Sous « Paris, la plus belle ville du monde », se tient invisible la multitude invisible, celle de la présence des morgues, des égouts, de la puanteur et de la mort. L’espoir se transforme brutalement en mirage. Les garde-fous sont rompus, les portes ouvertes sur le pire, les visions d’horreur, la propagation funeste du mal – un peu à l’image du Dracula du Vampyr de Dreyer, film de 1932, inquiétant personnage débarquant en ville, semeur de la redoutable épidémie visant à la quasi-désintégration de l’espèce humaine. Rafael Chirbes nous livre le Paris de la dèche, de l’incertitude et de la violence, comme le plat au rabais d’un self-service bon marché. La nourriture avariée remplace les mets coûteux de ceux qui gagnent beaucoup d’argent. Le poison se substitue aux dîners bien-élevés, et l’alcool devient le remontant et le poison qui aident à oublier. La mention de l’art contrecarre le sordide de l’irruption d’une déchéance prochaine, et les problèmes de cœur et de création se font suite successivement, où l’on aperçoit les méandres du milieu de l’art contemporain. Paris-Austerlitz est le journal-témoignage d’un amour entre un ouvrier et un artiste, tendresse qui rend une dimension de respectabilité au corps prolétaire, qui le hisse vers quelque chose d’unique et de beau.
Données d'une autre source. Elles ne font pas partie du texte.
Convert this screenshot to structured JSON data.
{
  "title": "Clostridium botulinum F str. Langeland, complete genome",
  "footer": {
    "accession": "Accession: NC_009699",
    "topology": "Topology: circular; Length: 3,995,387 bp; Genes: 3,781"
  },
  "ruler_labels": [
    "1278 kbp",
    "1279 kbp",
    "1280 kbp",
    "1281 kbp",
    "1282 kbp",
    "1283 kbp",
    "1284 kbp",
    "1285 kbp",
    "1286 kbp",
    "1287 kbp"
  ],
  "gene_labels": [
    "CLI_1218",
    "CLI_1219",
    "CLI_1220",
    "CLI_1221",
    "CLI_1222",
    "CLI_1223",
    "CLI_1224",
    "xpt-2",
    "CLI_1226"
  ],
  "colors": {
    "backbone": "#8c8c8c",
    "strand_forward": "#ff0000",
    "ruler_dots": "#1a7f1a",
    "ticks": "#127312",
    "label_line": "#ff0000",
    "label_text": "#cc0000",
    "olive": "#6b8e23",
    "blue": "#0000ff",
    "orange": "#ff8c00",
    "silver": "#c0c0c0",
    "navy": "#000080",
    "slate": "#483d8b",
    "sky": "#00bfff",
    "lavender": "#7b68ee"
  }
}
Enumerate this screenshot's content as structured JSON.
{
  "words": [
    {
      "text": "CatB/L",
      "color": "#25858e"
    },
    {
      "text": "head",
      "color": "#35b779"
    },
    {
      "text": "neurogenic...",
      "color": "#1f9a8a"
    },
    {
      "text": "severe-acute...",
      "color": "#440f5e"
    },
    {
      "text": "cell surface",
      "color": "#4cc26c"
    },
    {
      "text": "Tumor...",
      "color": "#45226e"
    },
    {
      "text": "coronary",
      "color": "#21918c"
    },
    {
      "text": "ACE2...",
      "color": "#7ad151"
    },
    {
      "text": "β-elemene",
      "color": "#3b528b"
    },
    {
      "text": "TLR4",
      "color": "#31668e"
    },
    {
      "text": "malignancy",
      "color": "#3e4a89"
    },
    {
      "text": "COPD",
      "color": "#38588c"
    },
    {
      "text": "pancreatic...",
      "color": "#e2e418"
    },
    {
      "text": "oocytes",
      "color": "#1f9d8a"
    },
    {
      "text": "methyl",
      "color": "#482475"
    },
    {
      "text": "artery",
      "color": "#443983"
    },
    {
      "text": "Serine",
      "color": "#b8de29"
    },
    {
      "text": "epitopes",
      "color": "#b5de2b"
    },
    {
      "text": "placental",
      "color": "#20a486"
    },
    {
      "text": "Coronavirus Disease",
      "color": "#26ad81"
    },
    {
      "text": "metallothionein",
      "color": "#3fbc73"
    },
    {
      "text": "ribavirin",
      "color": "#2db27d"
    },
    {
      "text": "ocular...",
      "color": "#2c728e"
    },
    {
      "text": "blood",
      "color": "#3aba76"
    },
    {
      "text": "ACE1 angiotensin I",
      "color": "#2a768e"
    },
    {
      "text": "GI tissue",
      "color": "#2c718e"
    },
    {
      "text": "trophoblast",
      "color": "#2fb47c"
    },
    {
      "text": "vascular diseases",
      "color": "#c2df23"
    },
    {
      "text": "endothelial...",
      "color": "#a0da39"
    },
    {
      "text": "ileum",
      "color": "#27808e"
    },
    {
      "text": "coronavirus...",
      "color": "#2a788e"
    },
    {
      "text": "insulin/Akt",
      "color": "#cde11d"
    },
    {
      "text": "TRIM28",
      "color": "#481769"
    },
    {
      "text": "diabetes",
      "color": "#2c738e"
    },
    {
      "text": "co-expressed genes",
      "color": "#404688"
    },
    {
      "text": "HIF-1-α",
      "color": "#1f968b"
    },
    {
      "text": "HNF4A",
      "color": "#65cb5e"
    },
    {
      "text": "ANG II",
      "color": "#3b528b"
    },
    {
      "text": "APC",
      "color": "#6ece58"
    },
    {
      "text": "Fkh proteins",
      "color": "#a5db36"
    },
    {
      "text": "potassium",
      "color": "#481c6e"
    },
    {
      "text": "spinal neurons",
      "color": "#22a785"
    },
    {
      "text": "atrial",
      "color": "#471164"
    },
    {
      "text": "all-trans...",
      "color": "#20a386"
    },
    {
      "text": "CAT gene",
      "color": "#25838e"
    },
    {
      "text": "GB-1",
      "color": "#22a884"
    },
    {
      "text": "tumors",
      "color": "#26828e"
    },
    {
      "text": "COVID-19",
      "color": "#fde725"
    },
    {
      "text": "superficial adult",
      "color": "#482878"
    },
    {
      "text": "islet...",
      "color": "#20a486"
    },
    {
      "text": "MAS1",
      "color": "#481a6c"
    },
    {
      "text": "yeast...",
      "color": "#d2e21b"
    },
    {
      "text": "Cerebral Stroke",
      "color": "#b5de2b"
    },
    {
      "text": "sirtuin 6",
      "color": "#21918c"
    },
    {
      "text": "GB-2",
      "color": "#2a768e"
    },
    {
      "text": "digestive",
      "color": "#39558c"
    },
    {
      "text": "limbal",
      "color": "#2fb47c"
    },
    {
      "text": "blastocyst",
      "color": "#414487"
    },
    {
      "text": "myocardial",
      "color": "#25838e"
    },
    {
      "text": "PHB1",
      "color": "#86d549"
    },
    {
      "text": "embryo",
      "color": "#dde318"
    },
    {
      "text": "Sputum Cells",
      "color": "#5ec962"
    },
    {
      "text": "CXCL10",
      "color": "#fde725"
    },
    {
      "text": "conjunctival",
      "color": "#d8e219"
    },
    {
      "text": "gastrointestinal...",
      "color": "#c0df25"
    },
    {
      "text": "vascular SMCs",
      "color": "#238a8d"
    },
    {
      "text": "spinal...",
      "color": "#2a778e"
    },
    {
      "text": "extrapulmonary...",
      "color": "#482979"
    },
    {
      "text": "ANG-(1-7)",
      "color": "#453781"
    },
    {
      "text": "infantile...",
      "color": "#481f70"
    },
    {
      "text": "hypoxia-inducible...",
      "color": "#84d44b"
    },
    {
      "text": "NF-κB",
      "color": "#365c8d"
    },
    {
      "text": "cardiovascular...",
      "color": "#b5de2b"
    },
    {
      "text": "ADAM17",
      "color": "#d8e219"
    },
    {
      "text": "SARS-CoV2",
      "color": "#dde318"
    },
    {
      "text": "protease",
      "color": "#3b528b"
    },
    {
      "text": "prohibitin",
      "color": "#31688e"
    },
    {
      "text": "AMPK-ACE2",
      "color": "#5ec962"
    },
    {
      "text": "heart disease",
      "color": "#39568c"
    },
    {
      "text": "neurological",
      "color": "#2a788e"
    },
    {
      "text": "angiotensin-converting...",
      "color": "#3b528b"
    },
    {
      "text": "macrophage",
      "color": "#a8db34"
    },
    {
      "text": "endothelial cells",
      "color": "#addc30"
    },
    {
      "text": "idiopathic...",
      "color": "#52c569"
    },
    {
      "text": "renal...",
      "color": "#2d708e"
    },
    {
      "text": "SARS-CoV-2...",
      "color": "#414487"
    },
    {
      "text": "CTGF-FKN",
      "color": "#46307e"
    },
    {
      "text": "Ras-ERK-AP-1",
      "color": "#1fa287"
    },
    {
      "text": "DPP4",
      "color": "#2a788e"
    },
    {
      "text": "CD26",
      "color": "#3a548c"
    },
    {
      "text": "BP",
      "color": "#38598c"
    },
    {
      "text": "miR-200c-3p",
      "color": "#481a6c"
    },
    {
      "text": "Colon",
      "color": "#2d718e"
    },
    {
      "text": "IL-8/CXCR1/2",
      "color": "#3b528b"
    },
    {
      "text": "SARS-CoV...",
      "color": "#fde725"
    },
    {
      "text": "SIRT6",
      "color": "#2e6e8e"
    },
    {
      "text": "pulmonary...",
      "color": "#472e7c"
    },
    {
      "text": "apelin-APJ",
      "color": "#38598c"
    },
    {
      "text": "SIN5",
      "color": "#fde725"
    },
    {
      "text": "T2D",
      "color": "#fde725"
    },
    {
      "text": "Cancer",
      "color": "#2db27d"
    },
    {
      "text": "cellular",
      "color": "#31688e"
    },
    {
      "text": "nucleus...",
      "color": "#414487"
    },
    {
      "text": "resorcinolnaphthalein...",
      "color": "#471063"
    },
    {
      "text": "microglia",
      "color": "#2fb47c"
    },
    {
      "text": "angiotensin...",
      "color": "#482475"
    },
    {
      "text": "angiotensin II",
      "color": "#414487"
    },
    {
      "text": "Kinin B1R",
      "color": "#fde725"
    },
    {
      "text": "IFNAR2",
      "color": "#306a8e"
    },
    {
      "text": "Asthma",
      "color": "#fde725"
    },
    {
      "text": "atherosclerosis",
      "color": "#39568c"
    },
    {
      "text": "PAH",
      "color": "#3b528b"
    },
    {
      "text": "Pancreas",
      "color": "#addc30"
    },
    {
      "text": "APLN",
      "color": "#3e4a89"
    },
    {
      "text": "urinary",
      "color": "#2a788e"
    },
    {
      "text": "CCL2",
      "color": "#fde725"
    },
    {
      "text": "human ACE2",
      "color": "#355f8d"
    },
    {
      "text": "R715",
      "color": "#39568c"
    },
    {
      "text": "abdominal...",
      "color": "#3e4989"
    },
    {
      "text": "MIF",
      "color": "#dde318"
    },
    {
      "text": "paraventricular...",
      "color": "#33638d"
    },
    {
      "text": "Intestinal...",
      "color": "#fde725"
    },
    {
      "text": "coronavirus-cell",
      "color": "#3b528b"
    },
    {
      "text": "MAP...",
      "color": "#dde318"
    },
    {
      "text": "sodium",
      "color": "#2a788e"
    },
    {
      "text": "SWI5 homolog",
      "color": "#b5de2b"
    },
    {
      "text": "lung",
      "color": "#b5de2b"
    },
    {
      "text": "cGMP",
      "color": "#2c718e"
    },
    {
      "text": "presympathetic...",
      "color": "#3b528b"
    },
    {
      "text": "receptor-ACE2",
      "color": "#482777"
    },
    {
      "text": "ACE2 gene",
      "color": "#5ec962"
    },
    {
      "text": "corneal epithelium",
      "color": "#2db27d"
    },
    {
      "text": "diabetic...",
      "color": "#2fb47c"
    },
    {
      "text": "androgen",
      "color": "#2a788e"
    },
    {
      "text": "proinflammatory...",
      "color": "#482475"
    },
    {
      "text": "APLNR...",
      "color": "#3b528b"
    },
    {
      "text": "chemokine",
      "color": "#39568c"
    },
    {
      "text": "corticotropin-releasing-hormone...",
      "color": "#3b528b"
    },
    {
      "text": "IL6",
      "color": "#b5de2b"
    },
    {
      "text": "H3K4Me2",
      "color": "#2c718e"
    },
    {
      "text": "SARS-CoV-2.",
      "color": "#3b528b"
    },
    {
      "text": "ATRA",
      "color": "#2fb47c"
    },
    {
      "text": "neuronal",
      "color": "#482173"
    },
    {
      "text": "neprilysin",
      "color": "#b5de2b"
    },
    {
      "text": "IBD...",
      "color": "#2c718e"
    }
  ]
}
Le prosaïque côtoie le rêve et en cela nous trouvons une similitude narrative avec Un chant d’amour de Jean Genet – considéré comme un brûlot –, et ici rendu désespéré à cause du sida. Pudeur et crudité s’enchaînent mêlées aux bribes de souvenirs d’un petit garçon découvrant la masculinité. L’auteur se glisse dans la peau de l’amant, en réveille la mémoire, les propos, le parcours. Paris-Austerlitz n’est pas un plaidoyer mais un récit à propos de la tragédie de l’hécatombe qui a touché la communauté homosexuelle. L’auteur passe du langage intime au langage biologique, puis sociologique. Un cri salutaire de révolte traverse le bonheur, les épreuves, et l’écriture en suit les méandres, « (les déguisements du désir : la fleur qui, par sa couleur brillante, attire l’insecte) (…) « deux morceaux de chair mutilés qui se cherchent ». Mais « la lave perforatrice » du temps fait son œuvre de laminoir, noyée dans l’absorption de l’alcool. Le peintre explore un Paris historique « dans lequel d’antédiluviens émigrants espagnols (vieux exilés de la guerre et épaves de la première fournée de l’exode économique) allaient et venaient ». L’arpentage de Paris, « la plus belle ville du monde », nimbe le roman de haltes poétiques, du goût des cafés, de la splendeur des églises, de « l’orgue » sur lequel « avait joué la famille Couperin ».
Il est encore question de position hiérarchique, de hauteur – être examiné de haut en bas par la mère, qui regarde dédaigneusement vers le bas son fils, vêtu en « larbin » ; de la synthèse, sans manichéisme, d’un univers, tantôt « mélange de sueurs infectées par l’alcool et la drogue », de nourritures à base de « viande de chien », tantôt « caricatures de la bêtise et de la cruauté bourgeoises», « radinerie » des riches, et d’un portrait assassin de la mère. Il arrive que le trajet bifurque et que l’édifice s’écroule, et Rafael Chirbes, pour le maintenir droit, a mis vingt ans à l’édifier, « (avec toi ou mort ; avec toi-même mort ; avec toi jusqu’à la mort) et sale ».